A strike by University of Wisconsin nurses was narrowly averted this week.

Therapists and clinicians in Hawaii and California are in the fourth week of what has become the longest-running mental health care strike, over staffing levels.

In Minnesota, the nurses association recorded a 300% increase in nurses’ reports of unsafe staffing levels on their shifts since 2014, up to 7,857 reports in 2021.

Kelley Anaas, 37, a nurse who works in the ICU at Abbott Northwestern in Minneapolis said nurses in her unit have been forced to double up on patient assignments and work with lead nurses who have less than a year of experience.

“It eats away at you. If that was my family member in that bed, I wouldn’t want to leave their side,” said Anaas, adding that her workload has increased steadily over her 14 years at Abbott Northwestern.

While the nurses say their main impetus for striking is staffing levels and not pay, they are also at odds with hospitals over wages.

The Minnesota Nurses Association has proposed a 30% pay increase over the next three years, noting inflation is at a 40-year high, while health care groups have proposed a pay increase of 10 to 12%.
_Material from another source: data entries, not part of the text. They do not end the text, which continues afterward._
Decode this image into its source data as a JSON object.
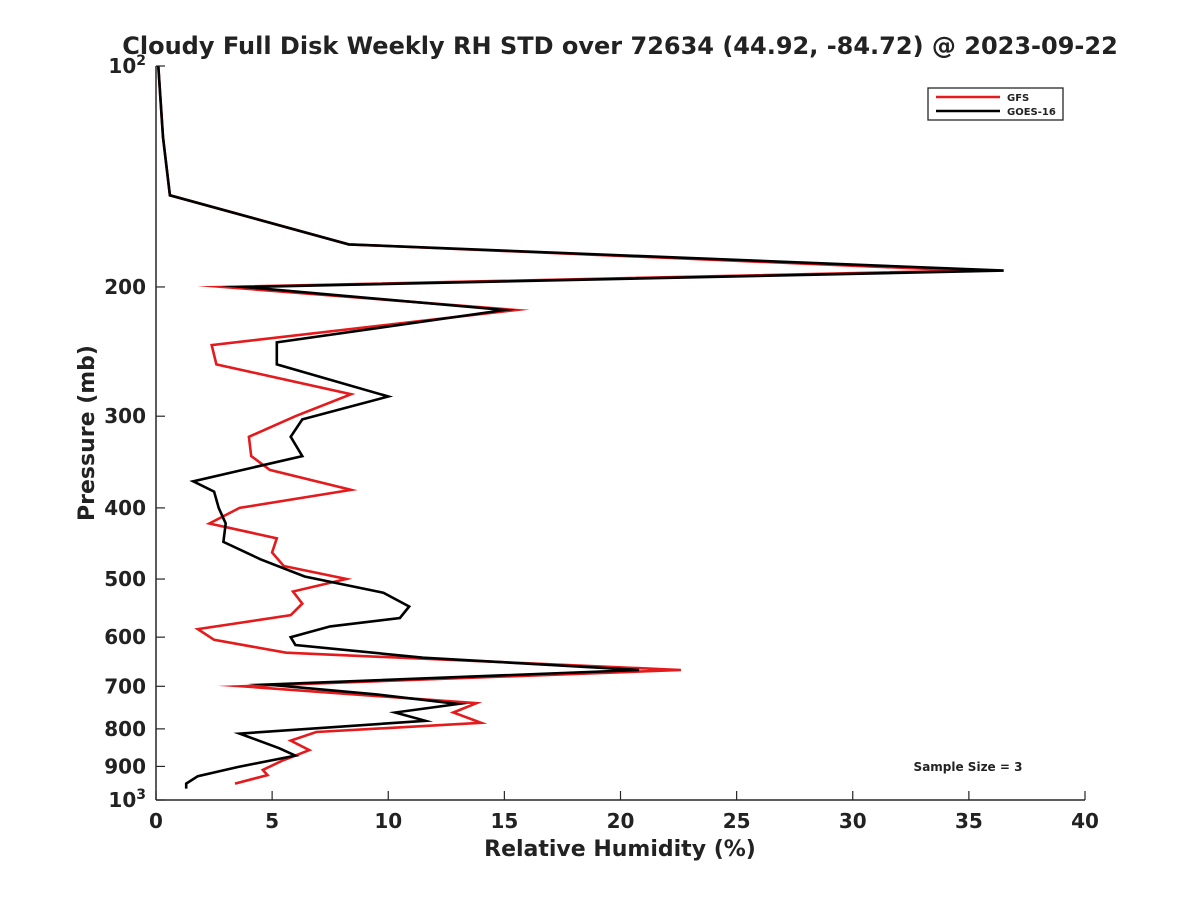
{
  "chart_data": {
    "type": "line",
    "title": "Cloudy Full Disk Weekly RH STD over 72634 (44.92, -84.72) @ 2023-09-22",
    "xlabel": "Relative Humidity (%)",
    "ylabel": "Pressure (mb)",
    "xlim": [
      0,
      40
    ],
    "ylim": [
      100,
      1000
    ],
    "yscale": "log",
    "y_reversed": true,
    "grid": false,
    "legend_position": "top-right",
    "x_ticks": [
      0,
      5,
      10,
      15,
      20,
      25,
      30,
      35,
      40
    ],
    "y_ticks": [
      {
        "value": 100,
        "base": "10",
        "exp": "2"
      },
      {
        "value": 200,
        "label": "200"
      },
      {
        "value": 300,
        "label": "300"
      },
      {
        "value": 400,
        "label": "400"
      },
      {
        "value": 500,
        "label": "500"
      },
      {
        "value": 600,
        "label": "600"
      },
      {
        "value": 700,
        "label": "700"
      },
      {
        "value": 800,
        "label": "800"
      },
      {
        "value": 900,
        "label": "900"
      },
      {
        "value": 1000,
        "base": "10",
        "exp": "3"
      }
    ],
    "annotation": "Sample Size = 3",
    "series": [
      {
        "name": "GFS",
        "color": "#e41a1c",
        "points": [
          [
            0.1,
            100
          ],
          [
            0.3,
            125
          ],
          [
            0.6,
            150
          ],
          [
            8.3,
            175
          ],
          [
            35.0,
            190
          ],
          [
            2.9,
            200
          ],
          [
            15.5,
            215
          ],
          [
            2.4,
            240
          ],
          [
            2.6,
            255
          ],
          [
            8.4,
            280
          ],
          [
            6.0,
            300
          ],
          [
            4.0,
            320
          ],
          [
            4.1,
            340
          ],
          [
            4.9,
            355
          ],
          [
            8.4,
            378
          ],
          [
            3.6,
            400
          ],
          [
            2.3,
            420
          ],
          [
            5.2,
            440
          ],
          [
            5.0,
            460
          ],
          [
            5.5,
            480
          ],
          [
            8.2,
            500
          ],
          [
            5.9,
            520
          ],
          [
            6.3,
            540
          ],
          [
            5.8,
            560
          ],
          [
            1.8,
            585
          ],
          [
            2.5,
            605
          ],
          [
            5.6,
            630
          ],
          [
            22.6,
            665
          ],
          [
            3.7,
            700
          ],
          [
            13.8,
            738
          ],
          [
            12.8,
            760
          ],
          [
            14.0,
            785
          ],
          [
            6.9,
            808
          ],
          [
            5.8,
            830
          ],
          [
            6.6,
            855
          ],
          [
            5.4,
            885
          ],
          [
            4.6,
            910
          ],
          [
            4.8,
            925
          ],
          [
            3.4,
            950
          ]
        ]
      },
      {
        "name": "GOES-16",
        "color": "#000000",
        "points": [
          [
            0.1,
            100
          ],
          [
            0.3,
            125
          ],
          [
            0.6,
            150
          ],
          [
            8.3,
            175
          ],
          [
            36.5,
            190
          ],
          [
            3.8,
            200
          ],
          [
            15.0,
            215
          ],
          [
            5.2,
            238
          ],
          [
            5.2,
            255
          ],
          [
            10.0,
            282
          ],
          [
            6.3,
            303
          ],
          [
            5.8,
            320
          ],
          [
            6.3,
            340
          ],
          [
            1.6,
            368
          ],
          [
            2.5,
            380
          ],
          [
            2.7,
            400
          ],
          [
            3.0,
            420
          ],
          [
            2.9,
            445
          ],
          [
            4.5,
            470
          ],
          [
            6.4,
            496
          ],
          [
            9.8,
            522
          ],
          [
            10.9,
            545
          ],
          [
            10.5,
            565
          ],
          [
            7.5,
            580
          ],
          [
            5.8,
            600
          ],
          [
            6.0,
            615
          ],
          [
            11.5,
            640
          ],
          [
            20.8,
            665
          ],
          [
            4.8,
            696
          ],
          [
            9.5,
            718
          ],
          [
            13.0,
            740
          ],
          [
            10.3,
            760
          ],
          [
            11.6,
            780
          ],
          [
            3.6,
            812
          ],
          [
            5.3,
            850
          ],
          [
            6.0,
            870
          ],
          [
            3.5,
            902
          ],
          [
            1.8,
            928
          ],
          [
            1.3,
            950
          ],
          [
            1.3,
            965
          ]
        ]
      }
    ]
  }
}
“The union’s wage demands remain at 29 and 30% increases over three years, which we’ve told them is unrealistic and unaffordable,” Omodt said, noting that the average Minnesota nurse makes $80,960 a year.

Contracts expired in May and June, and the union has been in negotiations since March.

Nurses said they are frustrated the strike is happening, but the stakes are high for them and their patients.

“We’re really sad and disappointed that it has come to a strike,” said Brianna Hnath, a nurse at North Memorial in Robbinsdale.

“But we feel like this is the only thing we can do to show administration how incredibly important a strong nursing core is to a hospital.

“Hospitals tell us it’s our fault, but we’ve been actively involved and getting nowhere.”